Memorandum of Conversation, by Mr. Herbert D. Brewster, Special Assistant to the Chief of the Economic Cooperation Mission to Greece (Porter)


Subject: First Meeting between General Plastiras and Mr. Porter

Participants: General N. Plastiras, Prime Minister
P. R. Porter, Chief of the ECA Mission
Mr. J. Kallerghi,1 Interpreter, Ministry of Foreign Affairs
H. D. Brewster, Special Assistant, ECCH

The Prime Minister opened the meeting by stating that he and his Government wished to work rapidly towards accomplishing the reconstruction of Greece and the improvement of the Greek standard of living; this, he felt, was the best way to fight Communism. He believed that all Greece’s efforts towards reconstruction would make an excellent impression on the western world and especially the United States. They should also impress countries behind the Iron Curtain [Page 368] with the superiority of western democratic methods. He asked Mr. Porter to come to him immediately, and at any hour, if any shortcomings in the efficiency of the Greek Ministries or delays were called to Mr. Porter’s attention, since it was vital to get reconstruction under way promptly in order to create employment. He specifically asked whether the studies had been made so that immediate execution of the works could take place, and secondly whether the Greek Services handling reconstruction effort were adequate.

Mr. Porter expressed his gratitude at having the opportunity to meet General Plastiras for the first time, and stated that the Plastiras Government was well received in the United States because it was considered a Government based on the will of the people. He hoped that with a firm majority in Parliament, this Government would be long lived and stable inasmuch as this was a most important period for the reconstruction of Greece. The Prime Minister responded that he fully recognized that fact and was conscious of his responsibility.

Specifically as to the Prime Minister’s earlier question concerning the plans for execution of the program, Mr. Porter stated that most plans were well prepared, and their execution depended on prompt decisions of the Government to permit their enactment. As to the adequacy of the Greek Services for reconstruction, Mr. Porter stated that on the whole they had been satisfactory.

Mr. Porter emphasized that it would be necessary to move forward rapidly with the financial and administrative reforms set forth in the Ambassador’s letter to Mr. Venizelos of March 312 in order to effect the necessary drachma savings to permit proceeding with the electric power program. The Prime Minister stated that he hoped Mr. Tsouderos3 would capably handle this economic problem. He asked further whether the power program would be started all together provided the necessary drachmae were available.

Mr. Plastiras then described a hydro-electric and irrigation project which he considered of importance on the Megdova River, a tributary of the Acheloos. He stated that in 1929 he had made a survey of this river and had projected a dam with a capacity of 130 million cubic meters, and a fall of 500 meters. He felt this dam alone, which could be completed in 2 years, would make a “garden” out of 200,000 stremmas in western Thessaly. He stated that Mr. Pezopoulos4 had fuller details on the project and he hoped that Mr. Porter would study them with him. With a twinkle in his eye he added that the reason the project had never moved forward was that the lake created was [Page 369] to have been called “Plastiras Lake”, and the succeeding Government didn’t approve the name, in fact had forced him into a 12-year exile.
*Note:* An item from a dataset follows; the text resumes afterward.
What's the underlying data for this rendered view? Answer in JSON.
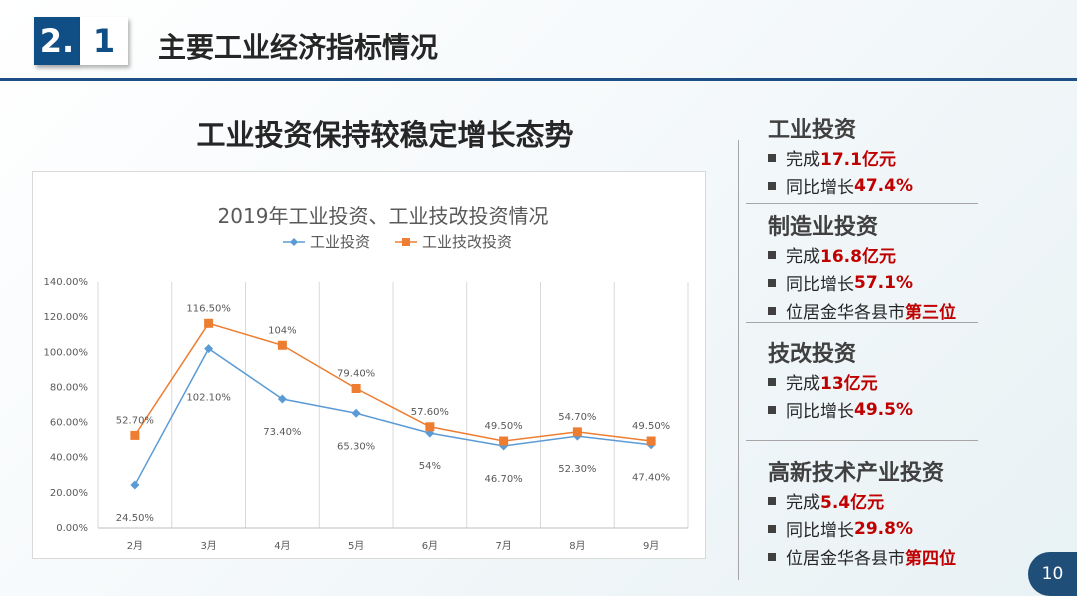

Mr. Porter stated briefly that two of the reasons for not including the Acheloos power development in the program at this time were that according to the findings of the American engineering firm which had made the power survey this project would be extremely costly and would take 4 years to complete.

The Prime Minister again insisted that Mr. Porter call on him at any time that there was a problem, and re-emphasized that it was his aim to give the Greek people “a piece of bread”, thus fighting Communism most effectively.

Mr. Porter endorsed the General’s views that the Greek peoples’ desires were increased work and hope in the future. He hoped that great steps forward could be made within the next six months, and pointed up that not only work on the dam sites themselves but work on the transmission lines, and in the factories, dependent on cheap power, would provide thousands of new jobs.

Mr. Porter then asked when the Prime Minister thought legislation could be brought to Parliament. The Prime Minister responded that after the Government’s policy statement before Parliament on Monday, April 24, two or three days would be devoted to a discussion of the program, and the vote of confidence. Thus, he hoped that by Thursday, April 27, legislation could be brought before Parliament. The Prime Minister regretted the 40 days which had been lost since March 12, and said that the Ambassador had been right in preparing the letter to Mr. Venizelos.

Mr. Porter stressed the need for making up for lost time. He added that the Mission would never ask the Greek Government to do anything unreasonable, and assured the Prime Minister that any recommendations made would only be in the interest of assuring the most effective use of American aid for permanent improvements.

The Prime Minister concluded the meeting by stating that this was an epoch making period for Greece.

H. D. Brewster
  1. John D. Kallergis, Chef de Cabinet with the rank of Director, Ministry of Foreign Affairs.
  2. See editorial note, p. 356.
  3. Emmanuel Tsouderos, Minister of Coordination.
  4. George Pezopoulos, Electrical Energy Adviser of the Ministry of Coordination.